Descriptive statistics further highlight the hormonal variations among the studied patients. The mean IR value was 3.3275 ± 0.5430, with a range of 2.1. The LH levels exhibited significant variability (15.29 ± 2.33, range: 8), emphasizing the heterogeneity of hormonal disturbances in PCOS patients. Similarly, the Testosterone levels varied widely (49.32 ± 12.10, range: 49.9), reinforcing the notion that insulin resistance influences androgen excess in PCOS.
These findings are consistent with previous literature, which suggests that insulin resistance plays a central role in the pathophysiology of PCOS by exacerbating hormonal imbalances. However, the study is limited by its sample size and the lack of standardized reference ranges across different laboratories. The variability in measurement techniques and cutoff values for normal hormone levels may have influenced the results.
Future research should focus on larger and more diverse populations to validate these findings. Additionally, standardizing hormonal reference ranges across healthcare institutions would facilitate more accurate comparisons and improve the reliability of statistical analyses in PCOS studies.
In conclusion, this study highlights a significant relationship between insulin resistance (IR) and hormonal imbalances in PCOS patients. The results indicate that IR is positively correlated with LH and Testosterone, while it shows a negative correlation with FSH and Prolactin. These findings suggest that insulin resistance may contribute to hormonal dysregulation, potentially exacerbating the reproductive and metabolic complications in PCOS.
The clinical implications of these findings emphasize the importance of insulin-targeted therapies in managing hormonal imbalances in PCOS patients. However, this study has certain limitations, including sample size and regional data collection, which warrant further research. Future studies should explore larger and more diverse populations to better understand the mechanisms linking insulin resistance to endocrine disturbances in PCOS.
Furthermore, it is essential to standardize reference ranges and measurement units across healthcare institutions to ensure consistency in diagnosing and monitoring hormonal imbalances. This standardization would facilitate more accurate statistical analyses and enhance comparability between studies. Additionally, periodic epidemiological and statistical studies on larger populations should be conducted to provide a more comprehensive understanding of the prevalence and progression of PCOS-related hormonal imbalances in the community.

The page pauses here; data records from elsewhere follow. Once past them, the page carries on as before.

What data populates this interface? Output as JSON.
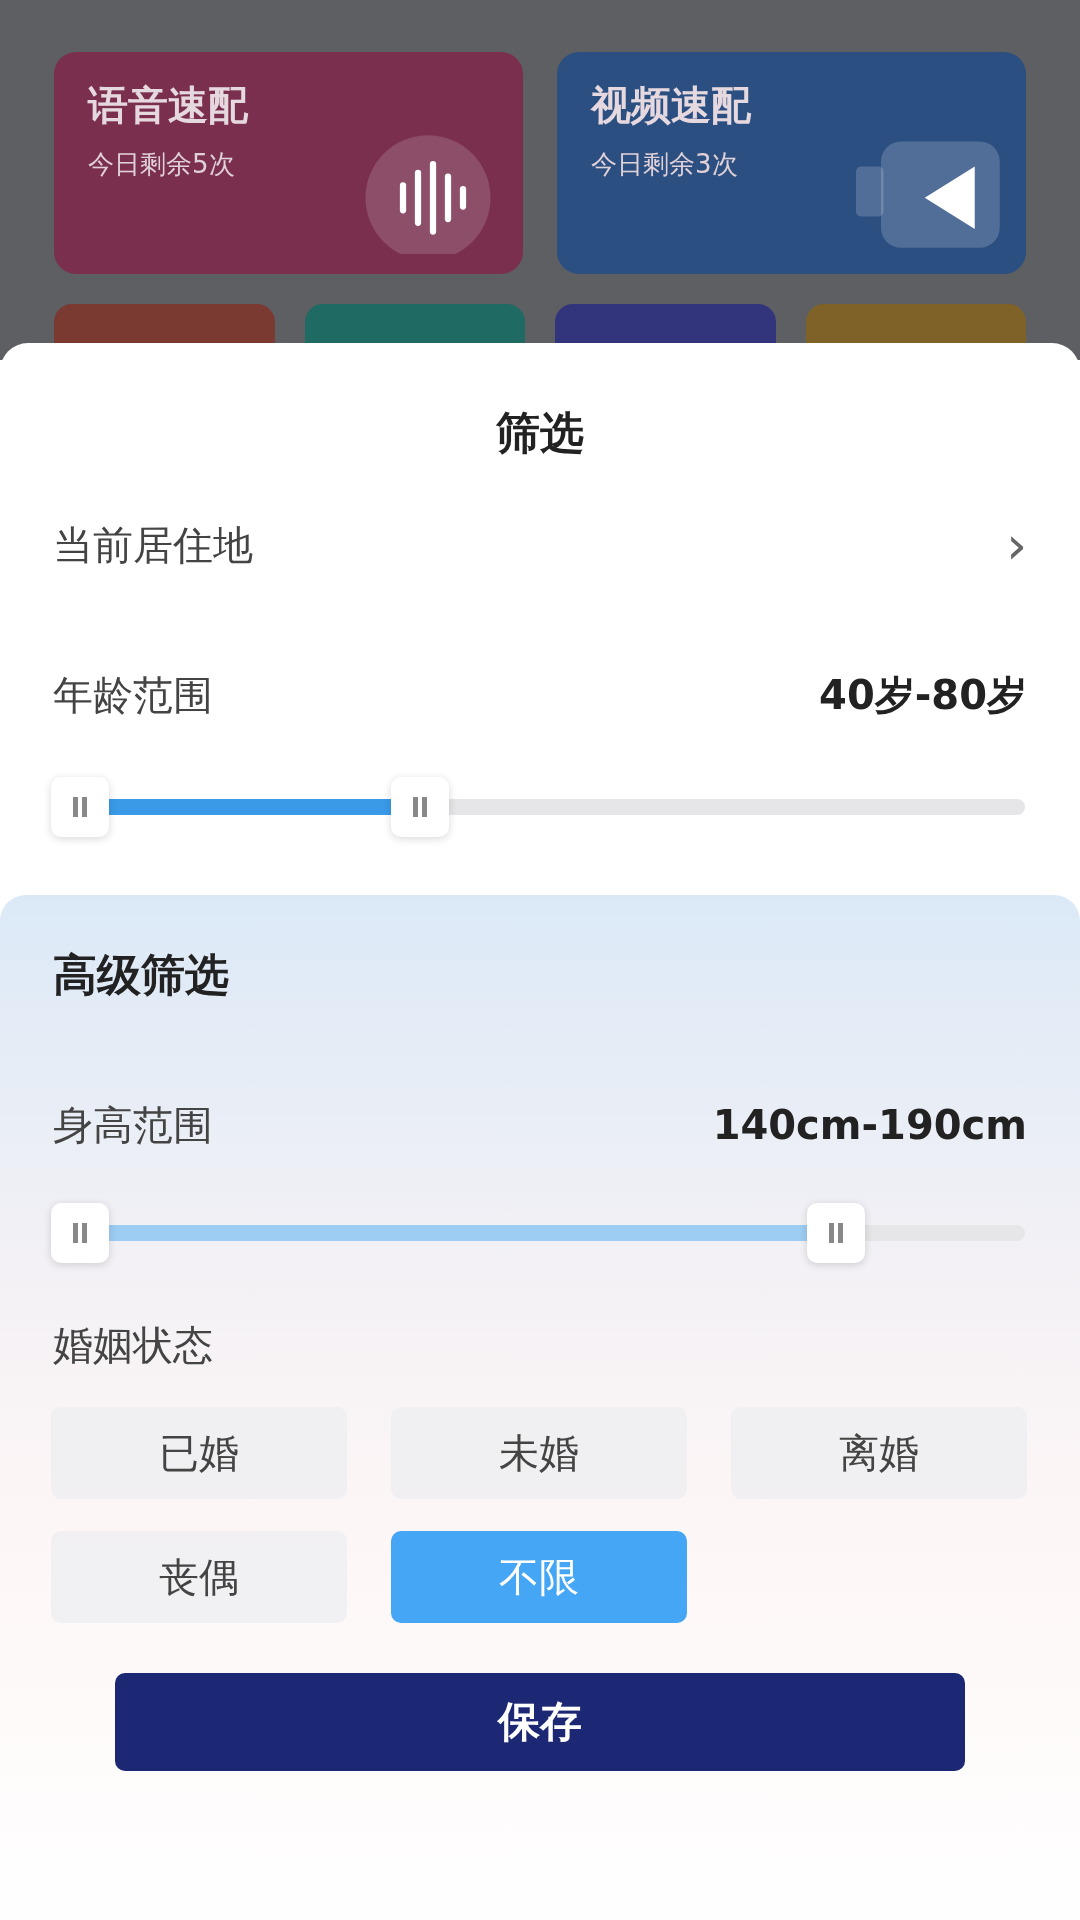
{
  "background": {
    "cards": [
      {
        "title": "语音速配",
        "subtitle": "今日剩余5次",
        "kind": "voice",
        "color": "#7a2f4f"
      },
      {
        "title": "视频速配",
        "subtitle": "今日剩余3次",
        "kind": "video",
        "color": "#2a4f80"
      }
    ],
    "tiles": [
      {
        "color": "#7a3a32"
      },
      {
        "color": "#1f6a63"
      },
      {
        "color": "#33357c"
      },
      {
        "color": "#7f6228"
      }
    ]
  },
  "sheet": {
    "title": "筛选",
    "location": {
      "label": "当前居住地",
      "chevron": "›"
    },
    "age": {
      "label": "年龄范围",
      "value": "40岁-80岁",
      "thumbs": [
        {
          "level": 0
        },
        {
          "level": 0.36
        }
      ]
    },
    "advanced": {
      "title": "高级筛选",
      "height": {
        "label": "身高范围",
        "value": "140cm-190cm",
        "thumbs": [
          {
            "level": 0
          },
          {
            "level": 0.8
          }
        ]
      },
      "marital": {
        "label": "婚姻状态",
        "options": [
          {
            "label": "已婚",
            "selected": false
          },
          {
            "label": "未婚",
            "selected": false
          },
          {
            "label": "离婚",
            "selected": false
          },
          {
            "label": "丧偶",
            "selected": false
          },
          {
            "label": "不限",
            "selected": true
          }
        ]
      }
    },
    "save": "保存"
  }
}
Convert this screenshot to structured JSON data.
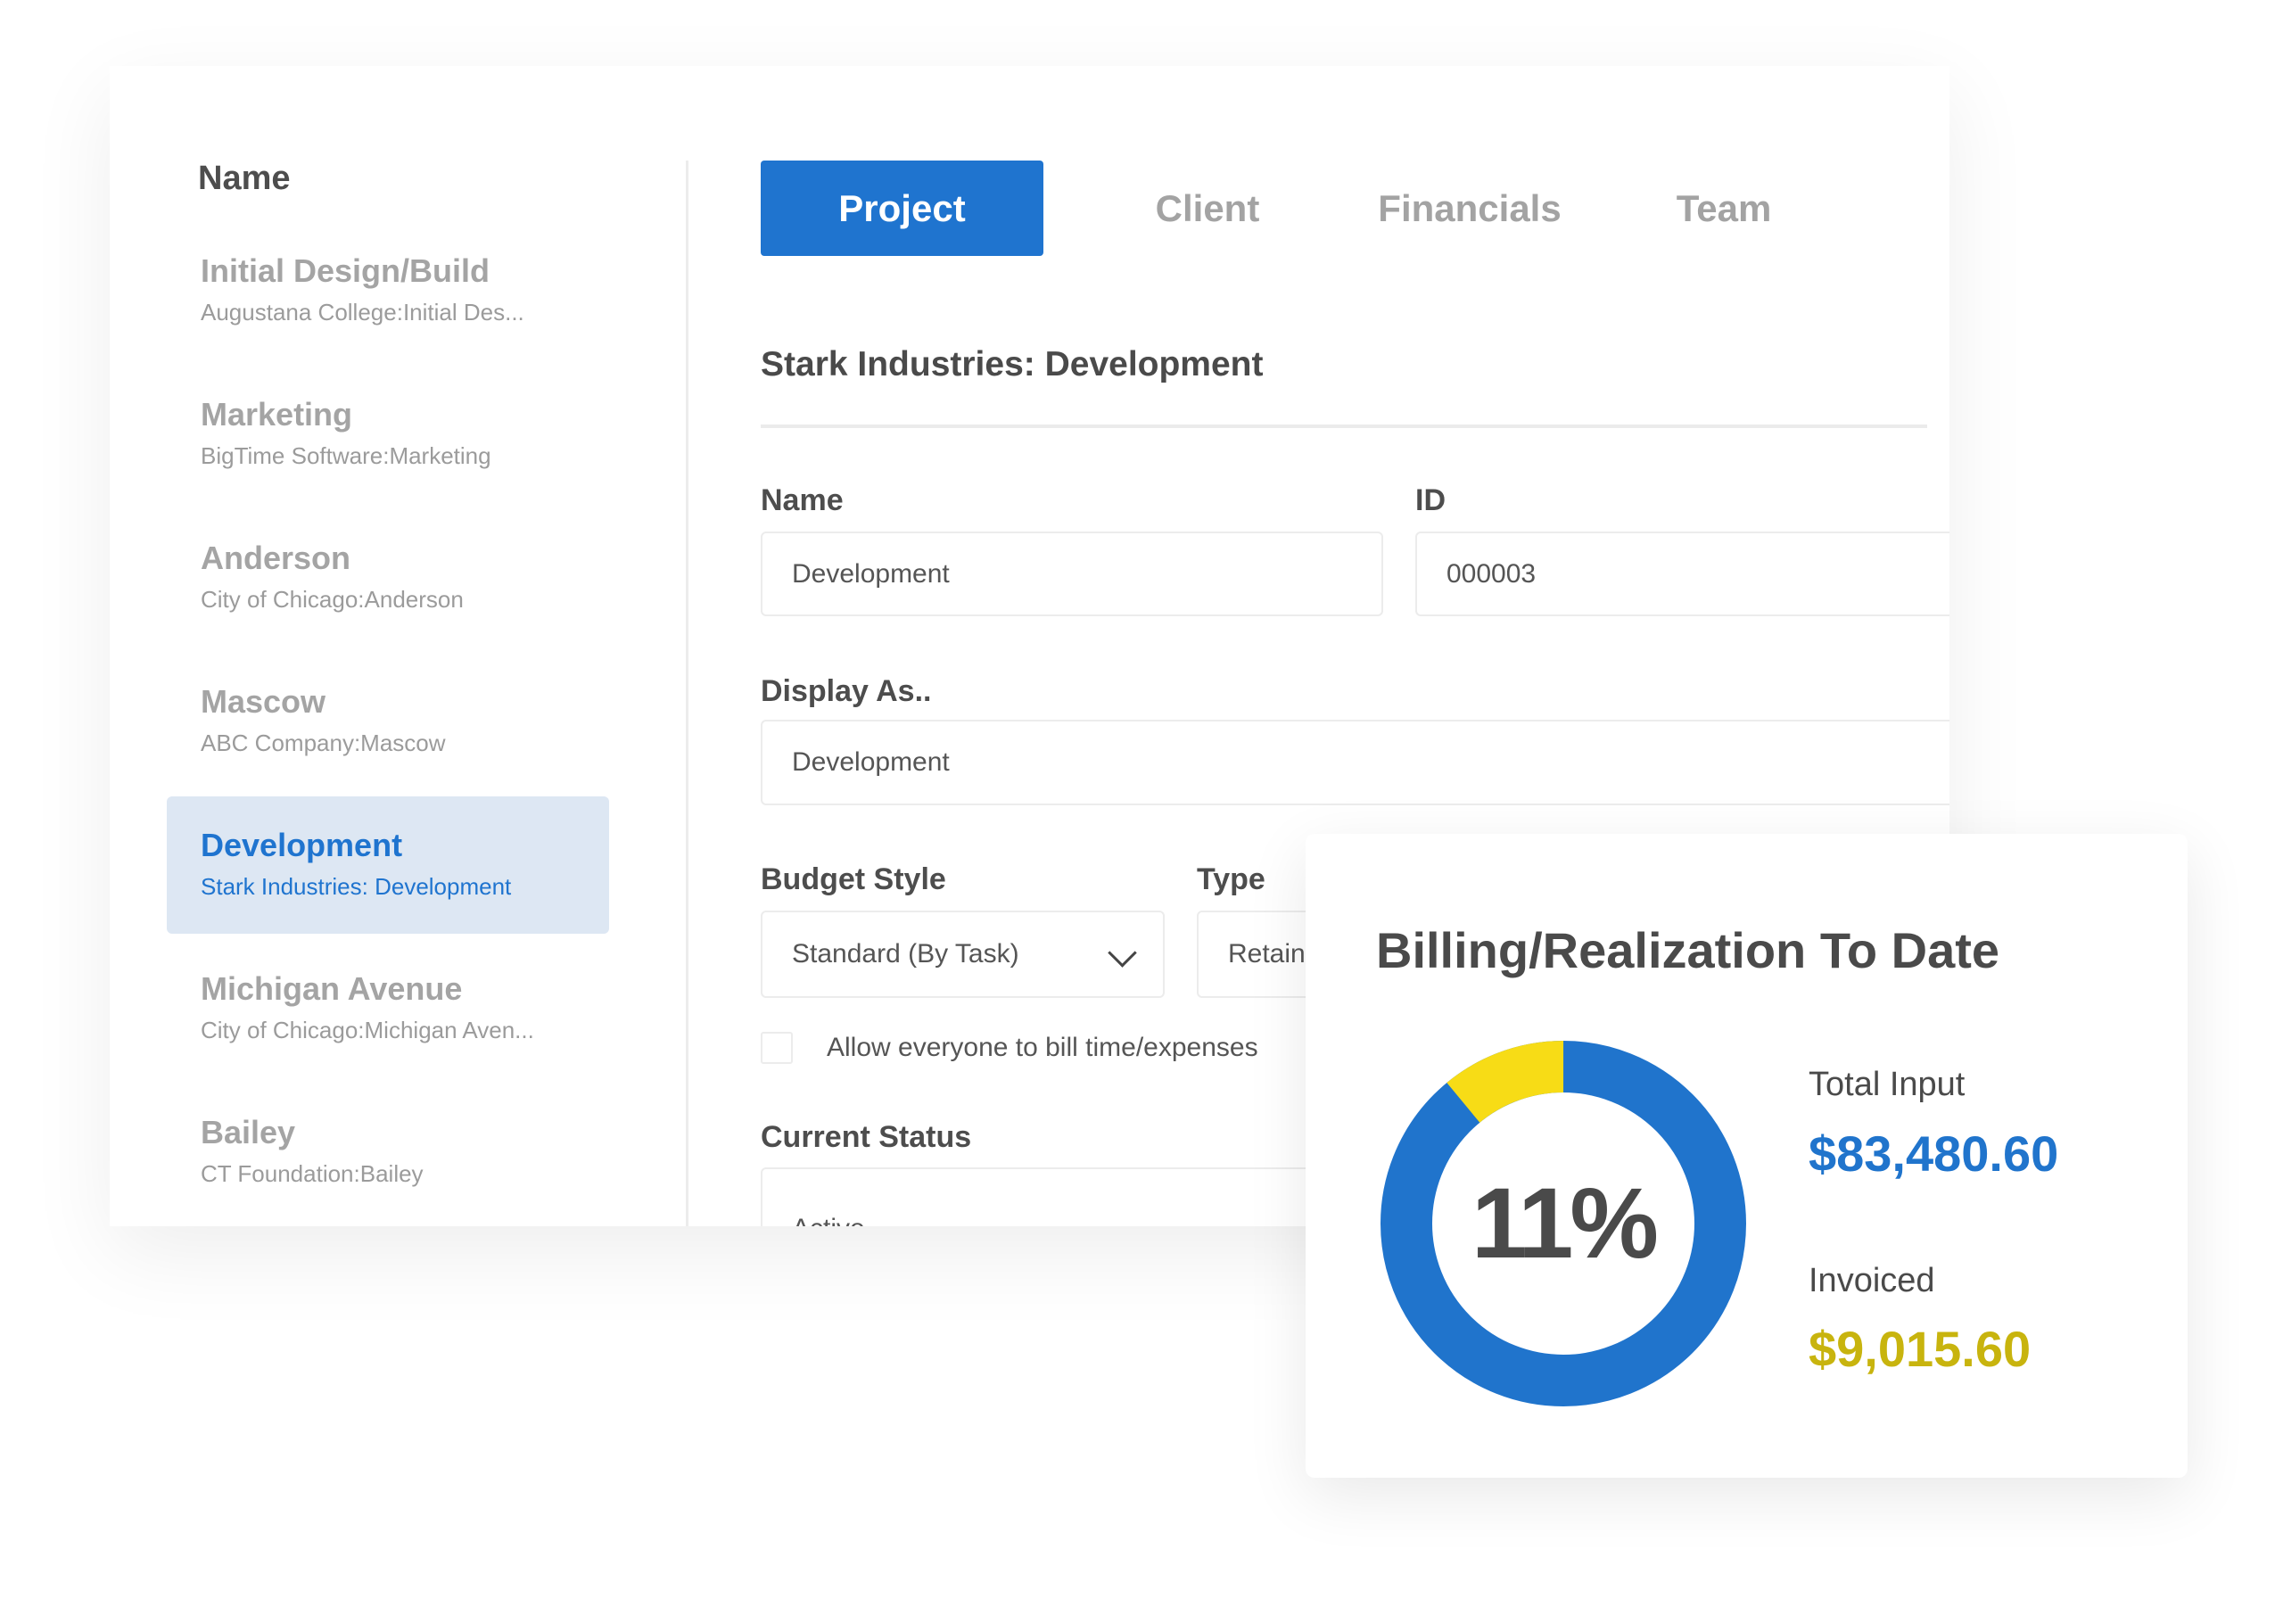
{
  "sidebar": {
    "heading": "Name",
    "items": [
      {
        "title": "Initial Design/Build",
        "subtitle": "Augustana College:Initial Des..."
      },
      {
        "title": "Marketing",
        "subtitle": "BigTime Software:Marketing"
      },
      {
        "title": "Anderson",
        "subtitle": "City of Chicago:Anderson"
      },
      {
        "title": "Mascow",
        "subtitle": "ABC Company:Mascow"
      },
      {
        "title": "Development",
        "subtitle": "Stark Industries: Development",
        "selected": true
      },
      {
        "title": "Michigan Avenue",
        "subtitle": "City of Chicago:Michigan Aven..."
      },
      {
        "title": "Bailey",
        "subtitle": "CT Foundation:Bailey"
      }
    ]
  },
  "tabs": [
    {
      "label": "Project",
      "active": true
    },
    {
      "label": "Client"
    },
    {
      "label": "Financials"
    },
    {
      "label": "Team"
    }
  ],
  "form": {
    "heading": "Stark Industries: Development",
    "name_label": "Name",
    "name_value": "Development",
    "id_label": "ID",
    "id_value": "000003",
    "display_label": "Display As..",
    "display_value": "Development",
    "budget_label": "Budget Style",
    "budget_value": "Standard (By Task)",
    "type_label": "Type",
    "type_value": "Retainer",
    "allow_label": "Allow everyone to bill time/expenses",
    "allow_checked": false,
    "status_label": "Current Status",
    "status_value": "Active"
  },
  "billing": {
    "title": "Billing/Realization To Date",
    "percent_label": "11%",
    "total_input_label": "Total Input",
    "total_input_value": "$83,480.60",
    "invoiced_label": "Invoiced",
    "invoiced_value": "$9,015.60",
    "invoiced_fraction": 0.11,
    "colors": {
      "total": "#2074cc",
      "invoiced": "#f7dc16",
      "invoiced_text": "#c8b40e"
    }
  }
}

These conclusions align with existing literature that underscores the interplay between insulin resistance and hormonal dysregulation in PCOS patients. Studies have shown that elevated insulin levels can suppress FSH, leading to impaired follicular development and anovulation, while increasing androgen production, which exacerbates hyperandrogenic symptoms (Apollo Fertility, n.d.). Additionally, research indicates that insulin resistance is a driving factor in PCOS pathophysiology, contributing to both reproductive and metabolic disturbances (Elconsolto, 2022).
By acknowledging these findings and advocating for standardized diagnostic criteria and ongoing research, we can enhance our understanding and management of PCOS, ultimately improving patient outcomes.